Personally, I'd stick with I Capture the Castle but another good one would be something like The Secret River which is a relatively easy read, gripping story and lots to talk about. Most people in my book group hated The Other Hand including me, and I'd be really put off a book group if that was the first choice.
Recently my book group has enjoyed A Perfectly Good Man, the Art of Hearing Heartbeats and March (by Geraldine James). Gone Girl had a very mixed reception...

tripfiction Tue 08-Oct-13 15:40:02

Some super choices. I think personally I would avoid Gone Girl because it's been out a while and some people struggle with the theme.

There has been a fair amount on Twitter about The Disappearance of Emily Marr, by Louise Candlish as being a good choice for a book club and there are some thought provoking questions for groups at the back - and it is set in such a beautiful part of the world, Ile de Ré which some of your members might know, and might just add a bit more.

Hope whatever you choose turns out well!

tumbletumble Tue 08-Oct-13 15:49:41

Don't choose a long book - I can guarantee some people won't finish it! Our book club had an interesting discussion about The Guilty One by Lisa Ballantyne. I'm currently reading The Newlyweds by Nell Freudenberger and I think that would work well as a book club book. Or The Help by Kathryn Stockett?

IME you need something that is a fairly easy read but quite thought provoking, so you can have a good meaty discussion.

dalek Thu 17-Oct-13 19:40:44

Under the Skin by Michel Faber - not too long and lots to talk about. Recently read Gillespie and I by Jane Harris but that is quite a long book. Good luck with whatever you chose.

ALovelyBunchOfCoconuts Thu 17-Oct-13 20:01:24

The Night Circus is brilliant smile I recommend that to everyone grin

LaQueenOfTheDamned Fri 18-Oct-13 16:08:13

I would recommend Mrs Kimble by Jennifer Haigh - elegantly written, often poignant and a fascinating look at the lives of 3 very different women, all married to the same man.

Been out for a few years though.

Several notches above your typical bleddy Richard & Judy drone-fodder.

limitedperiodonly Fri 18-Oct-13 23:29:29

My all time favourite is A Confederacy of Dunces by John Kennedy Toole. Deeply subversive anti-hero in 1960s New Orleans. Very funny but warped, so maybe not everyone will like it.
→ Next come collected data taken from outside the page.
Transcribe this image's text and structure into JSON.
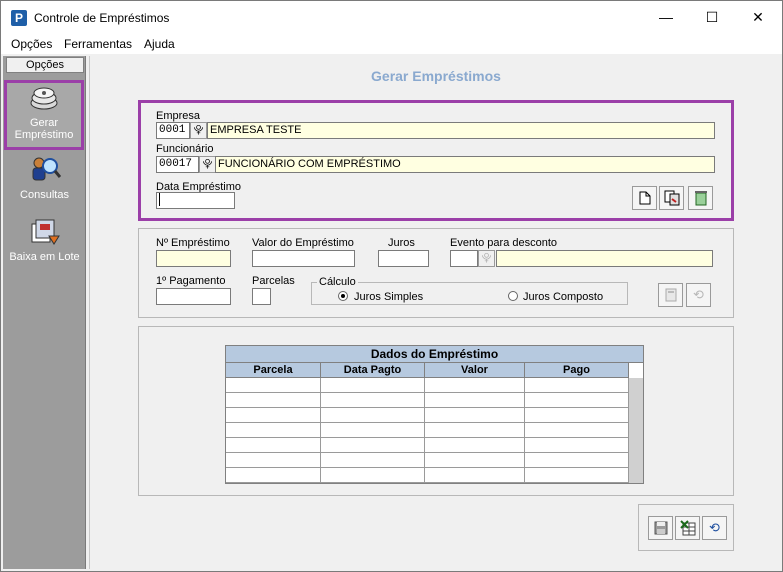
{
  "window": {
    "title": "Controle de Empréstimos",
    "app_icon": "P",
    "minimize": "—",
    "maximize": "☐",
    "close": "✕"
  },
  "menu": {
    "items": [
      "Opções",
      "Ferramentas",
      "Ajuda"
    ]
  },
  "sidebar": {
    "header": "Opções",
    "items": [
      {
        "label": "Gerar Empréstimo",
        "icon": "disks-icon",
        "selected": true
      },
      {
        "label": "Consultas",
        "icon": "magnifier-people-icon",
        "selected": false
      },
      {
        "label": "Baixa em Lote",
        "icon": "batch-file-icon",
        "selected": false
      }
    ]
  },
  "form": {
    "title": "Gerar Empréstimos",
    "empresa": {
      "label": "Empresa",
      "code": "0001",
      "name": "EMPRESA TESTE"
    },
    "funcionario": {
      "label": "Funcionário",
      "code": "00017",
      "name": "FUNCIONÁRIO COM EMPRÉSTIMO"
    },
    "data_emprestimo": {
      "label": "Data Empréstimo",
      "value": ""
    },
    "lookup_glyph": "⯓",
    "toolbar": {
      "new_icon": "new-document-icon",
      "copy_icon": "copy-icon",
      "delete_icon": "recycle-bin-icon"
    }
  },
  "details": {
    "numero_label": "Nº Empréstimo",
    "valor_label": "Valor do Empréstimo",
    "juros_label": "Juros",
    "evento_label": "Evento para desconto",
    "primeiro_pagamento_label": "1º Pagamento",
    "parcelas_label": "Parcelas",
    "calculo": {
      "legend": "Cálculo",
      "options": [
        {
          "label": "Juros Simples",
          "selected": true
        },
        {
          "label": "Juros Composto",
          "selected": false
        }
      ]
    }
  },
  "grid": {
    "title": "Dados do Empréstimo",
    "columns": [
      "Parcela",
      "Data Pagto",
      "Valor",
      "Pago"
    ],
    "rows": [
      [
        "",
        "",
        "",
        ""
      ],
      [
        "",
        "",
        "",
        ""
      ],
      [
        "",
        "",
        "",
        ""
      ],
      [
        "",
        "",
        "",
        ""
      ],
      [
        "",
        "",
        "",
        ""
      ],
      [
        "",
        "",
        "",
        ""
      ],
      [
        "",
        "",
        "",
        ""
      ]
    ]
  },
  "colors": {
    "highlight": "#9b3fa8",
    "required_field": "#ffffe1",
    "title_blue": "#8aa9cf",
    "grid_header": "#b6c9df"
  }
}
John Irving's A Widow For One Year. Makes you feel great for being a sexy woman of 40 and well above. He's not pervy, he's deeply appreciative of the older woman grin Hilarious in parts with a good thriller plot tacked on.

Beautiful tale of 19th century country romance, betrayal and triumph - Precious Bane, by Mary Webb. Or you could try the jolly send up of the genre, Cold Comfort Farm, by Stella Gibbons.

The Waiting Game by Bernice Rubens. Deeply, darkly funny murder mystery in an old people's home.

Michael Frayn's Spies, a short Home Front mystery of small boys' tragic misunderstanding. Or his Headlong, which is a slightly longer comic tale of greed and snobbery and inherited art.

Cold Mountain by Charles Frazier. Yes, the Jude Law film. The film's not bad. The book's better. I was desperate to read the end of it at a bus stop as the light was fading and a woman next to me said: 'Tell me what that book is. It's got to be good.' It was. I cried.

Maggie O'Farrell's After You've Gone is moving and layered. Her books don't reveal immediately; her stories are confusing but you have to trust her to explain at the end, which she does, and this works really well. I like other things of hers but that's the first and the best IMO.

Tinlegs Fri 18-Oct-13 23:33:33

Recent good ones include: "The Testament of Alex Woods" and Ben Elton's "Two Brothers", also, "The Song of Achilles" and "After the Fall".